Que vous dirai-je, ma chère nièce ? il me fut impossible de démêler la vérité. Ce n’est pas qu’assurément madame d’Albémar ne soit la femme la plus vraie que j’aie jamais connue ; mais il y a dans son caractère une générosité si singulière que je ne suis pas parvenue à découvrir avec certitude si tout le mystère ne vient pas de la crainte qu’elle a de compromettre madame d’Ervins.

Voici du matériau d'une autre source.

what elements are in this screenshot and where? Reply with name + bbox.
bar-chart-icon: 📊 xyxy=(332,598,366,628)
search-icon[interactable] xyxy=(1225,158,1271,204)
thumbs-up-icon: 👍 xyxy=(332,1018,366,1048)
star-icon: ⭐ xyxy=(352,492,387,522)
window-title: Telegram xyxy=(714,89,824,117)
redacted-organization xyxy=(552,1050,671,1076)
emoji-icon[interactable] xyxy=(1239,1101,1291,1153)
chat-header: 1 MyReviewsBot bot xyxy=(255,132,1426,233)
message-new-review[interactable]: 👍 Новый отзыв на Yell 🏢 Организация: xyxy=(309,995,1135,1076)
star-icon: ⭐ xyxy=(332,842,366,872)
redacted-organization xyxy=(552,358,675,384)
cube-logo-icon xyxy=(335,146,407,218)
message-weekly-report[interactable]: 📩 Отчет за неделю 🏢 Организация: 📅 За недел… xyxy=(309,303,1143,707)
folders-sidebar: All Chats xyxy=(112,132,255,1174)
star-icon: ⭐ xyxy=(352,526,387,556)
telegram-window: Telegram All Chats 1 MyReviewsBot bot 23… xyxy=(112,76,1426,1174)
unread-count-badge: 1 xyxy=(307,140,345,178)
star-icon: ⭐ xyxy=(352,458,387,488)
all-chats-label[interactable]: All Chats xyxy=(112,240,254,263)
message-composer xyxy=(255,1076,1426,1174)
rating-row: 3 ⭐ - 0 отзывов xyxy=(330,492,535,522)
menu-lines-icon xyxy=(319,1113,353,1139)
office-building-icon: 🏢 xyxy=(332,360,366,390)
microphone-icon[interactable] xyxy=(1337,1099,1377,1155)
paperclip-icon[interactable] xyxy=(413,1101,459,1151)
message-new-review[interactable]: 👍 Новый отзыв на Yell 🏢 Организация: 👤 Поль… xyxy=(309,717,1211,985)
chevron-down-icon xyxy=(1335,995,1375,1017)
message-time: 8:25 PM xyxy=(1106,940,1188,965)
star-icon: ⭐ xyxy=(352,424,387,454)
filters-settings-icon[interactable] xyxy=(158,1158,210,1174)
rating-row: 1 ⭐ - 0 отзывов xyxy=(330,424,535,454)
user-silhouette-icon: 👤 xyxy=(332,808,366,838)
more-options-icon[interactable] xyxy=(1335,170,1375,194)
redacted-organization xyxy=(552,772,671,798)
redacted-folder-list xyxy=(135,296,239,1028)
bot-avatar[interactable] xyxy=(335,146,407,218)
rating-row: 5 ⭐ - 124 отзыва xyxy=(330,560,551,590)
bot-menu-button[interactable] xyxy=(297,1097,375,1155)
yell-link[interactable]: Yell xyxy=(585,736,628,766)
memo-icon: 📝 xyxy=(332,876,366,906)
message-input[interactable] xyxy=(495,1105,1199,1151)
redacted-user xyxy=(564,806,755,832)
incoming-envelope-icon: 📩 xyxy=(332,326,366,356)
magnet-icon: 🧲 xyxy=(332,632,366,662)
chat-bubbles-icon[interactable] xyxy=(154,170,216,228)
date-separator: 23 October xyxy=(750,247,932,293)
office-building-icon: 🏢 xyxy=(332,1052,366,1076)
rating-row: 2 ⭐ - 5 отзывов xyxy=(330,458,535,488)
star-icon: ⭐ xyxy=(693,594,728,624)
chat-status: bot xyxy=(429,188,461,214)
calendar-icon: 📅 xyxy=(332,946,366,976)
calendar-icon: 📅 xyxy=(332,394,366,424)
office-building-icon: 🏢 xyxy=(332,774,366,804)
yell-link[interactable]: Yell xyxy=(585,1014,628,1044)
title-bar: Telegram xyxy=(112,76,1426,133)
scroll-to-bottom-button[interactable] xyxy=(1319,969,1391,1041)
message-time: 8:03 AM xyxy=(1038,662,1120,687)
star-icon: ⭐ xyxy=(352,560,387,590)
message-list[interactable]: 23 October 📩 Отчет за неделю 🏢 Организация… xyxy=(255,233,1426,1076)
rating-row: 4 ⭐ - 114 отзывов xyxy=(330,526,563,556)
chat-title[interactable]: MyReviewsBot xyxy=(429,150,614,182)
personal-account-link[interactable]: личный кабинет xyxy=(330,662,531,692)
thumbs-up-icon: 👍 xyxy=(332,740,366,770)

Aime-t-elle réellement M. de Serbellane ? sa tristesse vient-elle de leur séparation, et peut-être de leur brouillerie ? ou bien a-t-elle consenti à tout ce qu’on pourrait dire d’elle et de lui, pour détourner l’attention qui se serait portée sur madame d’Ervins et la sauver de l’indignation qu’elle aurait excitée dans le public et dans la famille de son mari ? Je l’ignore, mais j’exige de vous le plus profond secret sur cette dernière supposition ; vous en sentez les conséquences. Quoi qu’il en soit, madame d’Albémar a rendu ma pénétration tout à fait inutile. Je me vante de deviner les caractères dissimulés ; mais quand une âme franche ne veut pas laisser connaître un secret, sa réserve simple et naturelle déconcerte les efforts de l’esprit observateur.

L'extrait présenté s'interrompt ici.